In the same letter, Crockett also explained that he was attempting to alter the course of his life by giving up spirits and that he intended to imbibe nothing stronger than cider. “I trust that god will give me fortitude in my undertaking,” he wrote. “I have never made a pretention [sic] to religion in my life before. I have run a long race tho I trust that I was called in good time. I have been reproved many times for my wickedness by my dear wife who I am certain will be no little astonished when she gets information of my determination.”17
In March 1829, just after he watched the swearing-in of Andrew Jackson as the seventh president of the United States, along with Vice President John C. Calhoun of South Carolina, Crockett launched his own campaign for reelection to the Twenty-first Congress of the House of Representatives. When newspaper smears accused him of every sin imaginable, including adultery, drunkenness, and gambling, Crockett replied with humor and sarcasm. “They accuse me of adultery! It’s a lie. I never ran away with any man’s wife that wasn’t willing…they accuse me of gambling! It’s a lie; I always plank the cash…and, they accuse me of being a drunkard! It’s a d—d lie, for whisky can’t make me drunk.”18
Although Crockett’s chief opponent was once again Colonel Adam Alexander, he remained quietly confident of victory throughout the reelection campaign.
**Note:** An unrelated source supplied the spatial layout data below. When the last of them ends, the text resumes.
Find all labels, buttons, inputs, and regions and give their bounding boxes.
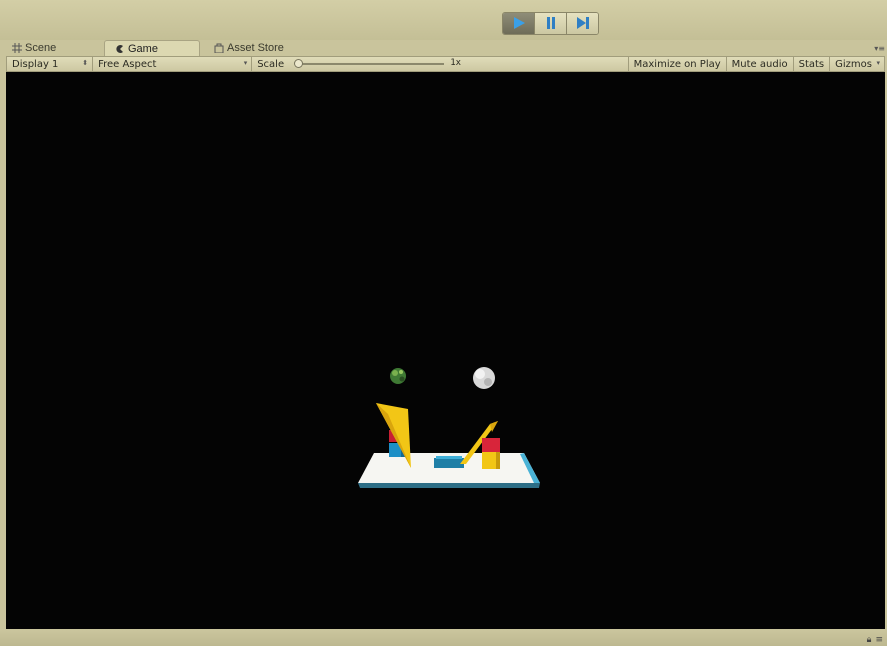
tab-scene-label: Scene (25, 42, 57, 54)
maximize-on-play-label: Maximize on Play (633, 58, 721, 70)
dropdown-arrow-icon: ▾ (243, 59, 248, 67)
lock-icon[interactable]: 🔒︎ (867, 635, 872, 645)
play-icon (512, 14, 526, 33)
green-rock (390, 368, 406, 384)
status-icons: 🔒︎ ≡ (867, 635, 883, 645)
pause-button[interactable] (535, 13, 567, 34)
scale-slider-handle[interactable] (294, 59, 304, 68)
menu-icon[interactable]: ≡ (875, 635, 883, 645)
stats-label: Stats (798, 58, 825, 70)
pause-icon (545, 14, 557, 33)
unity-editor-window: Scene Game Asset Store ▾≡ Display 1 ⬍ Fr… (0, 0, 887, 646)
play-button[interactable] (503, 13, 535, 34)
game-scene (358, 367, 540, 488)
tab-asset-store-label: Asset Store (227, 42, 284, 54)
step-icon (576, 14, 590, 33)
scale-slider-track[interactable] (296, 63, 445, 65)
gizmos-label: Gizmos (835, 58, 872, 70)
tab-strip: Scene Game Asset Store ▾≡ (0, 40, 887, 56)
scale-value: 1x (450, 58, 462, 68)
center-pad (434, 456, 464, 468)
tab-menu-icon[interactable]: ▾≡ (874, 44, 885, 53)
maximize-on-play-toggle[interactable]: Maximize on Play (627, 57, 726, 71)
grid-icon (12, 43, 22, 53)
stats-toggle[interactable]: Stats (792, 57, 830, 71)
tab-scene[interactable]: Scene (12, 40, 56, 56)
scale-control: Scale 1x (252, 57, 627, 71)
dropdown-arrow-icon: ⬍ (82, 59, 89, 67)
mute-audio-toggle[interactable]: Mute audio (725, 57, 793, 71)
play-controls (502, 12, 599, 35)
tab-game-label: Game (128, 42, 158, 55)
game-view-toolbar: Display 1 ⬍ Free Aspect ▾ Scale 1x Maxim… (6, 56, 885, 72)
game-viewport[interactable] (6, 72, 885, 629)
gizmos-dropdown[interactable]: Gizmos ▾ (829, 57, 884, 71)
dropdown-arrow-icon: ▾ (876, 59, 880, 67)
scale-label: Scale (257, 58, 285, 70)
aspect-label: Free Aspect (98, 58, 157, 70)
store-bag-icon (214, 43, 224, 53)
white-sphere (473, 367, 495, 389)
mute-audio-label: Mute audio (731, 58, 788, 70)
display-dropdown[interactable]: Display 1 ⬍ (7, 57, 94, 71)
aspect-dropdown[interactable]: Free Aspect ▾ (93, 57, 253, 71)
game-controller-icon (115, 44, 125, 54)
tab-asset-store[interactable]: Asset Store (214, 40, 284, 56)
tab-game[interactable]: Game (104, 40, 200, 56)
main-toolbar (0, 0, 887, 40)
step-button[interactable] (567, 13, 598, 34)
status-bar: 🔒︎ ≡ (0, 629, 887, 646)
display-label: Display 1 (12, 58, 59, 70)
game-toolbar-toggles: Maximize on Play Mute audio Stats Gizmos… (627, 57, 884, 71)
right-block-stack (482, 438, 500, 469)
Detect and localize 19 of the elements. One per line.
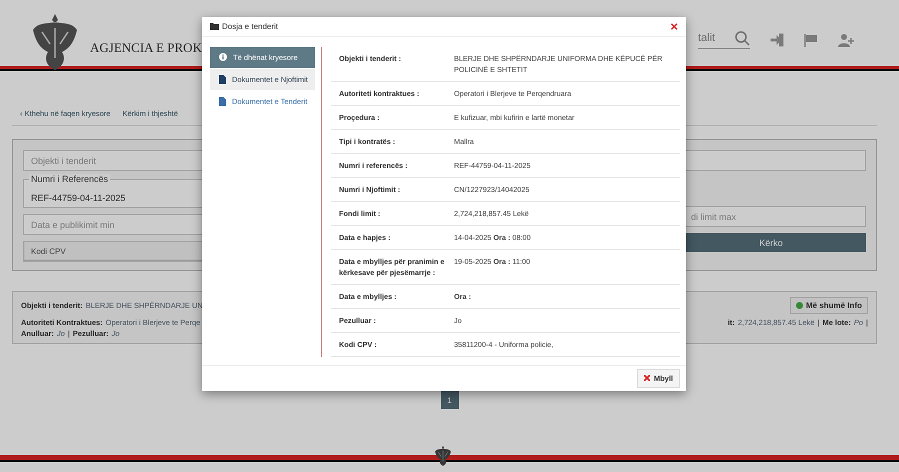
emblem-logo	[434, 445, 452, 467]
user-add-icon[interactable]	[838, 33, 854, 47]
search-field[interactable]: talit	[698, 28, 750, 49]
close-icon	[644, 375, 650, 382]
site-title: AGJENCIA E PROK	[90, 40, 202, 56]
folder-icon	[210, 22, 219, 30]
file-icon	[219, 96, 226, 106]
field-label: Numri i Referencës	[29, 174, 110, 184]
file-icon	[219, 74, 226, 84]
flag-icon[interactable]	[804, 33, 818, 47]
info-icon	[796, 302, 803, 309]
info-icon	[219, 53, 227, 62]
search-icon[interactable]	[734, 30, 750, 46]
emblem-logo	[30, 12, 80, 72]
page-button[interactable]: 1	[440, 391, 458, 409]
close-button[interactable]: ×	[670, 20, 678, 33]
more-info-button[interactable]: Më shumë Info	[790, 297, 868, 314]
login-icon[interactable]	[770, 33, 784, 47]
dialog-title: Dosja e tenderit	[222, 22, 278, 31]
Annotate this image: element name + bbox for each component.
He may not have been able to get his land bill through Congress, but it was not for any lack of trying. He knew that effort would be in the voters’ minds when they went to the polls, and he was correct.
In the August election Crockett was rewarded with another term in Congress. Alexander gathered 3,641 votes and two minor candidates pooled a total of 168 votes. Crockett received 6,773 votes for a plurality of 3,132 votes.19
While he basked in another clear victory over Alexander, Crockett had to wonder exactly who was most responsible for all the defamatory stories and ugly accusations that had been heaped on him both before and during the campaign. He had his suspicions that the responsible parties were not only the Whigs but also some Jacksonian Democrats. As the new decade came around, Crockett realized that he had become a man without a party.